Attention
The ShARC HPC cluster was decommissioned on the 30th of November 2023 at 17:00. It is no longer possible for users to access that cluster.
cuDNN
The NVIDIA CUDA Deep Neural Network library (cuDNN) is a GPU-accelerated library of primitives for deep neural networks. cuDNN provides highly tuned implementations for standard routines such as forward and backward convolution, pooling, normalization, and activation layers. cuDNN is part of the NVIDIA Deep Learning SDK.
Usage
Only GPU-enabled nodes are able to run the library. See Using GPUs on ShARC for more information on how to request a GPU-enabled node for an interactive session or job submission.

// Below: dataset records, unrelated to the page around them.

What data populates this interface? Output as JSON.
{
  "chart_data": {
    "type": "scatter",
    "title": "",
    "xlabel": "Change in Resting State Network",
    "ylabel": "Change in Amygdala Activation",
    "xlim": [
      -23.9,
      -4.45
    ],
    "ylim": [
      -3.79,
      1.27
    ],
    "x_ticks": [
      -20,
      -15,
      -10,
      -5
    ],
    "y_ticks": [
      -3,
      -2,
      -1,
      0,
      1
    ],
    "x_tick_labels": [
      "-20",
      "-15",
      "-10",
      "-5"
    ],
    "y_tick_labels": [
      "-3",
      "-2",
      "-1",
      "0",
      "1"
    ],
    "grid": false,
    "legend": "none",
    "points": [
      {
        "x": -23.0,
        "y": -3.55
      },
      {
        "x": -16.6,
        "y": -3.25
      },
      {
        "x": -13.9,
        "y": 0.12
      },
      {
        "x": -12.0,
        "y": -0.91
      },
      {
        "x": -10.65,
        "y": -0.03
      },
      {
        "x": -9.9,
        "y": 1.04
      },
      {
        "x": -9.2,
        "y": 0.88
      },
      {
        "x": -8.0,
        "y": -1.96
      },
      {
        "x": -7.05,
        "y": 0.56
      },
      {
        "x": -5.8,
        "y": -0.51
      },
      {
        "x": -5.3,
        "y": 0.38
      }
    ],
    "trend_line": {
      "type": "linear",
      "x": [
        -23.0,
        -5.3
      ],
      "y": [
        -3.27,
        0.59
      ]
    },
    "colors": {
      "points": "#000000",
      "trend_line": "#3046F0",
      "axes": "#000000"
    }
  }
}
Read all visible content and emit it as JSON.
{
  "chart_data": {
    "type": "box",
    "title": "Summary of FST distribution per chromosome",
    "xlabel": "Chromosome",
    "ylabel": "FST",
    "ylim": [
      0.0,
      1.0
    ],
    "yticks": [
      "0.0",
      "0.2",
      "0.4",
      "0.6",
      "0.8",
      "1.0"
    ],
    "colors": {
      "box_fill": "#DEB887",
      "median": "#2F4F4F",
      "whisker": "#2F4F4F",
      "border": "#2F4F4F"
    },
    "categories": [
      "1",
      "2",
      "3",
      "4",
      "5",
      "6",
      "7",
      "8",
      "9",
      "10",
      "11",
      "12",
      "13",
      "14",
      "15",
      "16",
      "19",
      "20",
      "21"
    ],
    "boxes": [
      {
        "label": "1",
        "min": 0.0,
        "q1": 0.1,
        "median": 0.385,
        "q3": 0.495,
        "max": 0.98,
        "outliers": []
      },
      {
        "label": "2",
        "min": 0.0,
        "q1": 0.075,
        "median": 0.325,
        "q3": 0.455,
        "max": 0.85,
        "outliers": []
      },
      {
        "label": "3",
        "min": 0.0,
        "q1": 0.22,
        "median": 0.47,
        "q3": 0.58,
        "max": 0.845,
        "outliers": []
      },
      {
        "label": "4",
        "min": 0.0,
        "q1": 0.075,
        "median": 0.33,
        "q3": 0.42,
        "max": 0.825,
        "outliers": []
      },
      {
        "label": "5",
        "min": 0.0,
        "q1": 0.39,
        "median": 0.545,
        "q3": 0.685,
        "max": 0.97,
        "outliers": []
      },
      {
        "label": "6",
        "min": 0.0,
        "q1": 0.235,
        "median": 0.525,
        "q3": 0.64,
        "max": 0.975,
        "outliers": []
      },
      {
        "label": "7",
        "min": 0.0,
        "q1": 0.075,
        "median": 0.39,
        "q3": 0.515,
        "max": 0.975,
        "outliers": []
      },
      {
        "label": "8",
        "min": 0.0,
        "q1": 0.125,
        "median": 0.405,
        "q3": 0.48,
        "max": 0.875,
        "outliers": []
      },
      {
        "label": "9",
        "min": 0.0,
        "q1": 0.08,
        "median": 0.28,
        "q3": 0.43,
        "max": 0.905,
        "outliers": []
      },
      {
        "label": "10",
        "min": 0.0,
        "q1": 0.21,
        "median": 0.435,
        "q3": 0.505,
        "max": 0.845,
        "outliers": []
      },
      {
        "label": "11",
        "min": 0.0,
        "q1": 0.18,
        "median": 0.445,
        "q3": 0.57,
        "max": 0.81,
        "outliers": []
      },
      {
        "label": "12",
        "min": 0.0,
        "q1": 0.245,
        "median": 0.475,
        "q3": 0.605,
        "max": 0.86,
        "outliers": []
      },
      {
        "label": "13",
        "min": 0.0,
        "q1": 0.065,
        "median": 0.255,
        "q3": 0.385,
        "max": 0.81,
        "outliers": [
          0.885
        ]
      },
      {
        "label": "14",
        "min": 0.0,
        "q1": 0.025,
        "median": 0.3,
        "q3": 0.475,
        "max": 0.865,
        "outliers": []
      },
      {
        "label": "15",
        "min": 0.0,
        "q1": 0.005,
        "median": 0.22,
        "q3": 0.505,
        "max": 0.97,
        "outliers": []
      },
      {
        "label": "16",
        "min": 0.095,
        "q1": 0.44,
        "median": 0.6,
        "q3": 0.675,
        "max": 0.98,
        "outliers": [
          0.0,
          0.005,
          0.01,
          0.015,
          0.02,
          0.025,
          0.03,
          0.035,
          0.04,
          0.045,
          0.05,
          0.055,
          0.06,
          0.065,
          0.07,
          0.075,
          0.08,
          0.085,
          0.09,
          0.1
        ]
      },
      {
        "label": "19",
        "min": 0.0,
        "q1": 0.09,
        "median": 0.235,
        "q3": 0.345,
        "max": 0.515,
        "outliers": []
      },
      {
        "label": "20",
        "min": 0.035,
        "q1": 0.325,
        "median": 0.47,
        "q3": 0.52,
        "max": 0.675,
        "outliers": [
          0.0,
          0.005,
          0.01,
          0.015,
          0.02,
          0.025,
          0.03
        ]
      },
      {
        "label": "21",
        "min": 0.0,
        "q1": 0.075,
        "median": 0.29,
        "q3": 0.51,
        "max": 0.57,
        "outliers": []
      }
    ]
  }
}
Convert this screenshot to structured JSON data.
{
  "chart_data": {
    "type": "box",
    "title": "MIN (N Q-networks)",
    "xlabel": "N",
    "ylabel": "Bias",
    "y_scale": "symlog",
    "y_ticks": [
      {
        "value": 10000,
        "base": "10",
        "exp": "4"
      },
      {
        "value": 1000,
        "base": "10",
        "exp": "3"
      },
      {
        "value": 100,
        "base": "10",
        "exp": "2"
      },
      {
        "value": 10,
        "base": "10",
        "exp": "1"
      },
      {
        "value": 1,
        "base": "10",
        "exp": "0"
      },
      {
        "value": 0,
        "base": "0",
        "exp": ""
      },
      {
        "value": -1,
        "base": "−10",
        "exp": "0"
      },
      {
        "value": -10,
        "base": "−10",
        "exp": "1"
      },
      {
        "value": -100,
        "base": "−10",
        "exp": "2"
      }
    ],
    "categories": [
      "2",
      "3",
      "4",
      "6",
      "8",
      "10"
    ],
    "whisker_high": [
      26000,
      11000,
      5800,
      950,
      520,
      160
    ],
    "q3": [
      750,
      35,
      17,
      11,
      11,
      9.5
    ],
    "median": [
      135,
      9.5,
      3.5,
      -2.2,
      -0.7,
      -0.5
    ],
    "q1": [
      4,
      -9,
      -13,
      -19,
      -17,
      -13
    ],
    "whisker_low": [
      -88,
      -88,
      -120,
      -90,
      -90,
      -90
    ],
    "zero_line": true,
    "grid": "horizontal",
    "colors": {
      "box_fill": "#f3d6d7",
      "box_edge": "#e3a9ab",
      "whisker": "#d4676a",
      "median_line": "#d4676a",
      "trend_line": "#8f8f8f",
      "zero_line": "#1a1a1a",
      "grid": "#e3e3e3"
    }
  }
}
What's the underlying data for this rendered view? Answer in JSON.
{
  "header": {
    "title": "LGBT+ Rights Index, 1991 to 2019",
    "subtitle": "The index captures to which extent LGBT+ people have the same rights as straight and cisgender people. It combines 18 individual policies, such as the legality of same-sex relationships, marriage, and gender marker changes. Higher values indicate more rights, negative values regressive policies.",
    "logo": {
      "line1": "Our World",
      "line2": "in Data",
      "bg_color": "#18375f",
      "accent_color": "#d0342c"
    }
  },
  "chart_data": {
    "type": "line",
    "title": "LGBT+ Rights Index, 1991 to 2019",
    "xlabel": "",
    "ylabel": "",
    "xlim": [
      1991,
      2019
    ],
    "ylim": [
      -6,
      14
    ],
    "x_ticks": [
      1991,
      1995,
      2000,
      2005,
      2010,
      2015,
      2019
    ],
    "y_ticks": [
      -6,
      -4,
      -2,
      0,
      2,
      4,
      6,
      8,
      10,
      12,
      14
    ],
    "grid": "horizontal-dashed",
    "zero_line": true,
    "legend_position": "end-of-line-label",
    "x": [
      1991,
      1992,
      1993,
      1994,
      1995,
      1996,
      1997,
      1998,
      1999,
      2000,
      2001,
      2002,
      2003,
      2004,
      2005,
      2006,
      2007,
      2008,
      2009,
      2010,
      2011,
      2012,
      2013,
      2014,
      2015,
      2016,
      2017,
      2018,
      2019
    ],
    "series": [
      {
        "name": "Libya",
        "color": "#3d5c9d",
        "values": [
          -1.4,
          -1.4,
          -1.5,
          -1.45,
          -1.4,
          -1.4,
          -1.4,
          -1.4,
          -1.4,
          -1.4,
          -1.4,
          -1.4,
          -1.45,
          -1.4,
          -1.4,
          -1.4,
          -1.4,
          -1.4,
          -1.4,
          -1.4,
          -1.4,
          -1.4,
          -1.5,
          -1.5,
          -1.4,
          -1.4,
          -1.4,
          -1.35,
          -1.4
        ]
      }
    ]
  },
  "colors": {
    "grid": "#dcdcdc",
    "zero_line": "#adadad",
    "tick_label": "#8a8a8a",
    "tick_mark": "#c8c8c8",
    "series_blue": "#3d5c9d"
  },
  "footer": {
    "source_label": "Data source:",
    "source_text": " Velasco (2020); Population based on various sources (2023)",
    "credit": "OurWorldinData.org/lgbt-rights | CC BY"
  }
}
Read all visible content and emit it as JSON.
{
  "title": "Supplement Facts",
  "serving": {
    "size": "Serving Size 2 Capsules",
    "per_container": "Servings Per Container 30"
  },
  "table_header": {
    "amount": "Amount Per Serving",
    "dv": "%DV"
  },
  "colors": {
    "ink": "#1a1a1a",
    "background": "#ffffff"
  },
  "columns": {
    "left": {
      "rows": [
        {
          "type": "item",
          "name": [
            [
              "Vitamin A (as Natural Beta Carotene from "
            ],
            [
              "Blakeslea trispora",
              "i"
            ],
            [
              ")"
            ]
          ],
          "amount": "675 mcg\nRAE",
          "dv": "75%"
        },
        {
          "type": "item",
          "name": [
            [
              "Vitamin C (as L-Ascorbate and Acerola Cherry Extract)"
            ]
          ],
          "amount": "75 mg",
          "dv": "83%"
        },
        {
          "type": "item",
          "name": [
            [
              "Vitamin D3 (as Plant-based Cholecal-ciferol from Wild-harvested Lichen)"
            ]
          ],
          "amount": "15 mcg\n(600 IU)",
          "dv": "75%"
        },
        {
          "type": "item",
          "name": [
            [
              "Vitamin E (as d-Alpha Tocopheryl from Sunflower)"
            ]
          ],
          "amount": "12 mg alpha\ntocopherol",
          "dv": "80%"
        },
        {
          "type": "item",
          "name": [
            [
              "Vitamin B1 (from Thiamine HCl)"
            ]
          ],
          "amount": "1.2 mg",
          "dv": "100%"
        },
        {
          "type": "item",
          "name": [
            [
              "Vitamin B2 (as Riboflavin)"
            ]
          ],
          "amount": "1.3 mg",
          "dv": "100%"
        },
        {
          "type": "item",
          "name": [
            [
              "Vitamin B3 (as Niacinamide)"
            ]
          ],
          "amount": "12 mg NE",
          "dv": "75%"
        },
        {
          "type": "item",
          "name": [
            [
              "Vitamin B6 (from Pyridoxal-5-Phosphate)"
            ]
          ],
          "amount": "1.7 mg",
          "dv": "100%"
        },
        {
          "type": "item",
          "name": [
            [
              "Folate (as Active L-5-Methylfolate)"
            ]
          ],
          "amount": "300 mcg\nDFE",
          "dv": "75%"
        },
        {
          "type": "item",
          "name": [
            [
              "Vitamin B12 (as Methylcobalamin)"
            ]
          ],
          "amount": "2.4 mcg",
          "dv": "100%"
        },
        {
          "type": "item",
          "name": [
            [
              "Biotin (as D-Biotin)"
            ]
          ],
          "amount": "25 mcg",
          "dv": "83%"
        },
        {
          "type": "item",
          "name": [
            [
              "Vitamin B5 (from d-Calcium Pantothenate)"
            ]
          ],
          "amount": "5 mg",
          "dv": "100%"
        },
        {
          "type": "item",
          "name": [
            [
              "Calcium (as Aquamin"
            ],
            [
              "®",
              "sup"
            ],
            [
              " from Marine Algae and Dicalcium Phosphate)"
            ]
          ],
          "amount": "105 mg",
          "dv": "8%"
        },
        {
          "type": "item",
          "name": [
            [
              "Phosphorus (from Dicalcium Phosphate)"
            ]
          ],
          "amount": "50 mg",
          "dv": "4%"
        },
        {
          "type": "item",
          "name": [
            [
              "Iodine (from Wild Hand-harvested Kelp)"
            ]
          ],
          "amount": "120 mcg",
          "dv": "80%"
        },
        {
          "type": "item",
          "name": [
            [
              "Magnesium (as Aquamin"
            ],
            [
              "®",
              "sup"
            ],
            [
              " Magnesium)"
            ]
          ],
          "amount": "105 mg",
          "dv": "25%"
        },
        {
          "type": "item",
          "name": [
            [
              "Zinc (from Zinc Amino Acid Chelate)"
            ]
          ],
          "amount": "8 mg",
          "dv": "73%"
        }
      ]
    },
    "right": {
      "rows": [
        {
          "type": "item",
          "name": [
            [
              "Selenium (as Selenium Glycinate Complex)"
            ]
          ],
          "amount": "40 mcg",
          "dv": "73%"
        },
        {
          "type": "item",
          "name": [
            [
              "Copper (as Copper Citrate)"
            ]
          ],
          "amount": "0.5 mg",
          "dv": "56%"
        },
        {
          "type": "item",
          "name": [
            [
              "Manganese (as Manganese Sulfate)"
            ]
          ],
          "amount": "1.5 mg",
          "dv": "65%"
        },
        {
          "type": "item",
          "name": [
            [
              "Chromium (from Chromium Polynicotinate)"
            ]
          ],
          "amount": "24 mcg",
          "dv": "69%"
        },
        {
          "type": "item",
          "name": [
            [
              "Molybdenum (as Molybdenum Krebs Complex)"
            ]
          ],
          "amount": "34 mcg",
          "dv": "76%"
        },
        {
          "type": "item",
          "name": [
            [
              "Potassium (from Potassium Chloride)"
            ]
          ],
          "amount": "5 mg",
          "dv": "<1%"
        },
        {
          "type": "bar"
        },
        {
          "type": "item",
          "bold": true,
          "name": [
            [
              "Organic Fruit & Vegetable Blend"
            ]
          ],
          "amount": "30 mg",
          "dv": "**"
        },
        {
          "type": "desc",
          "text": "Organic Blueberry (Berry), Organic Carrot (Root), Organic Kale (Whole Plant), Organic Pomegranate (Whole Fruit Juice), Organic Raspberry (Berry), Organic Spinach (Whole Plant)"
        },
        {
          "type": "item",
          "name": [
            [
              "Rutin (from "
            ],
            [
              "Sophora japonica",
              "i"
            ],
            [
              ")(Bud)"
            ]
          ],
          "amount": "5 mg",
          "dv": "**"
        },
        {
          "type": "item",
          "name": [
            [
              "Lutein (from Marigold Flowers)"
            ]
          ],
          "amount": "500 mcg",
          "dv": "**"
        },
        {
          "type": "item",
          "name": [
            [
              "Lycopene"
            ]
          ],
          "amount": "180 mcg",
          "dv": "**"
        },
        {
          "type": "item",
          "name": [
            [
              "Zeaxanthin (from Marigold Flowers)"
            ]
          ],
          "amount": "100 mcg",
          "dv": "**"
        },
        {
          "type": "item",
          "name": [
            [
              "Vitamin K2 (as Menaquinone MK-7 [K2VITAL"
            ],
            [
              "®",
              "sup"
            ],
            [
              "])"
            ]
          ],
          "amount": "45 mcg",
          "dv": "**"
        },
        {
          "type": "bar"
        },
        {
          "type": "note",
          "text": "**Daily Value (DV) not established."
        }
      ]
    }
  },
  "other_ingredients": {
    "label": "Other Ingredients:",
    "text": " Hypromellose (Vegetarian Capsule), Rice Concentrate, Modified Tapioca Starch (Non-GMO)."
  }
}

Load the appropriate cuDNN version (and implicitly load a specific CUDA version) with one of the following commands:
module load libs/cudnn/8.2.1.32/binary-cuda-11.3.0
module load libs/cudnn/8.2.1.32/binary-cuda-11.2.0
module load libs/cudnn/8.1.1.33/binary-cuda-11.2.0
module load libs/cudnn/8.0.5.39/binary-cuda-11.1.1
module load libs/cudnn/7.6.5.32/binary-cuda-10.2.89
module load libs/cudnn/7.6.5.32/binary-cuda-10.1.243
module load libs/cudnn/7.6.5.32/binary-cuda-10.0.130
module load libs/cudnn/7.6.5.32/binary-cuda-9.0.176
module load libs/cudnn/7.5.0.56/binary-cuda-10.0.130
module load libs/cudnn/7.5.0.56/binary-cuda-9.0.176
module load libs/cudnn/7.3.1.20/binary-cuda-9.0.176
module load libs/cudnn/7.0/binary-cuda-9.1.85
module load libs/cudnn/7.0/binary-cuda-8.0.44
module load libs/cudnn/6.0/binary-cuda-8.0.44
module load libs/cudnn/5.1/binary-cuda-8.0.44
module load libs/cudnn/5.1/binary-cuda-7.5.18
module load libs/cudnn/4.0/binary-cuda-7.5.18
Note that for libs/cudnn/4.0/binary-cuda-7.5.18
the mnistCUDNN
test program succeeds on K80 GPUs but fails on P100 and V100 GPUs.
Examples
Examples are provided for the following versions
libs/cudnn/8.2.1.32/binary-cuda-11.3.0
libs/cudnn/8.2.1.32/binary-cuda-11.2.0
libs/cudnn/8.1.1.33/binary-cuda-11.2.0
libs/cudnn/8.0.5.39/binary-cuda-11.1.1
libs/cudnn/7.6.5.32/binary-cuda-10.2.89
libs/cudnn/7.6.5.32/binary-cuda-10.1.243
libs/cudnn/7.6.5.32/binary-cuda-10.0.130
libs/cudnn/7.6.5.32/binary-cuda-9.0.176
libs/cudnn/7.5.0.56/binary-cuda-10.0.130
libs/cudnn/7.5.0.56/binary-cuda-9.0.176
libs/cudnn/7.3.1.20/binary-cuda-9.0.176
libs/cudnn/4.0/binary-cuda-7.5.18
Usage with libs/cudnn/8.0.5.39/binary-cuda-11.1.1
:
# start an interactive session on a GPU node
qrshx -l gpu=1
module load libs/cudnn/8.0.5.39/binary-cuda-11.1.1
# Copy the cuDNN 8 examples to a temporary directory
cp -r "$CUDNN_HOME/src/cudnn_samples_v8" "${TMPDIR-/tmp}"
# Compile an example
cd "${TMPDIR-/tmp}/cudnn_samples_v8/mnistCUDNN"
make
# Run the example
./mnistCUDNN
Installation notes
This section is primarily for administrators of the system.
The cuDNN library is only available to download through the developer portal.
Installation .tgz
files and .deb
files containing samples are located in /usr/local/media/protected/cudnn
.
Version 8.2.1.32
Install script:
install.sh
Testing: ran the
mnistCUDNN
example (see Examples above) with CUDA 11.2 & 11.3 on a K80 GPU.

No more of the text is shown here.